Comments about Urban Regeneration and Development MA - At the institution - Manchester - Greater Manchester
-to provide students with a framework for knowledge creation in the field of urban development and regeneration, and to prepare them for professional practice or for further research activity at the forefront of contemporary thinking. -to provide an understanding of the principal academic discourse relating to processes of urban development and change, and to engage in professional and inter-professional debate on the nature, purpose and methods of implementing successful urban regeneration programmes and projects. -to provide an understanding of the relationship between critical awareness of theory relating to the process or urban development, and its application to specific practice settings and questions. -to help students analyse, synthesise and evaluate both established and emerging policy and practice ideas, and to appreciate alternative methodologies associated with delivering successful urban regeneration programmes and projects. -to identify and define urban problems at a variety of scales and to provide the knowledge base to enable students to devise appropriate solutions utilising a variety of professional skills and methodologies. to provide students with the transferable skills and the confidence necessary to engage in collaborative problem solving
Entry requirements: Entrants are expected to have a good first degree, normally an Upper Second or First class honours degree (or its international equivalent) from a recognised University.
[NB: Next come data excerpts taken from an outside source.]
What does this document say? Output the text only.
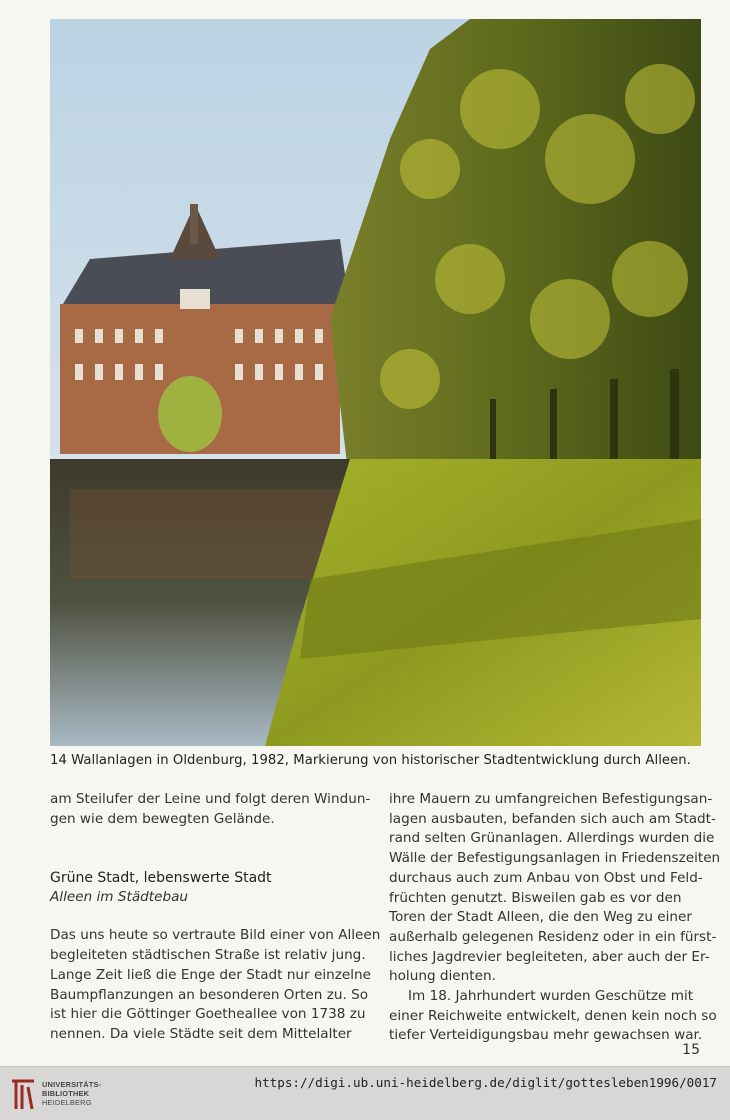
14 Wallanlagen in Oldenburg, 1982, Markierung von historischer Stadtentwicklung durch Alleen.
am Steilufer der Leine und folgt deren Windun-
gen wie dem bewegten Gelände.
Grüne Stadt, lebenswerte Stadt
Alleen im Städtebau
Das uns heute so vertraute Bild einer von Alleen
begleiteten städtischen Straße ist relativ jung.
Lange Zeit ließ die Enge der Stadt nur einzelne
Baumpflanzungen an besonderen Orten zu. So
ist hier die Göttinger Goetheallee von 1738 zu
nennen. Da viele Städte seit dem Mittelalter
ihre Mauern zu umfangreichen Befestigungsan-
lagen ausbauten, befanden sich auch am Stadt-
rand selten Grünanlagen. Allerdings wurden die
Wälle der Befestigungsanlagen in Friedenszeiten
durchaus auch zum Anbau von Obst und Feld-
früchten genutzt. Bisweilen gab es vor den
Toren der Stadt Alleen, die den Weg zu einer
außerhalb gelegenen Residenz oder in ein fürst-
liches Jagdrevier begleiteten, aber auch der Er-
holung dienten.
Im 18. Jahrhundert wurden Geschütze mit
einer Reichweite entwickelt, denen kein noch so
tiefer Verteidigungsbau mehr gewachsen war.
15
UNIVERSITÄTS-
BIBLIOTHEK
HEIDELBERG
https://digi.ub.uni-heidelberg.de/diglit/gottesleben1996/0017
With such a vocationally oriented programme however, all applicants are interviewed, and appropriate professional experience may additionally be taken into account. Whilst applications are welcome from students just about to graduate, applicants with relevant working experience post-graduation are particularly welcome.
Urban Regeneration and Development MA
With a burgeoning interest in the development and delivery of successful urban renaissance, the programme aims to present a coherent body of knowledge and skills in relation to the realisation of successful urban regeneration programmes and projects, and to provide students with a range of intellectual and professional skills for practice in urban regeneration and development in both public and private sectors (local authorities, regional development agencies, regeneration partnerships, regeneration consultancies, private developers).
Core course units cover urban regeneration, land and development resources, community planning, local economic development and project-based course units relating to neighbourhood development and to a client-based submission on a regeneration topic. Optional and specialist inputs relate to housing policy, urban design, transport policy, a contemporary practice study, and the choice of dissertation topic.
With the skill deficiencies in the field identified by the Urban White Paper (2000) and the Egan Review (2004), the programme meets the needs of a buoyant job market in central and local government, regeneration partnerships, consultancies and non-governmental organisations.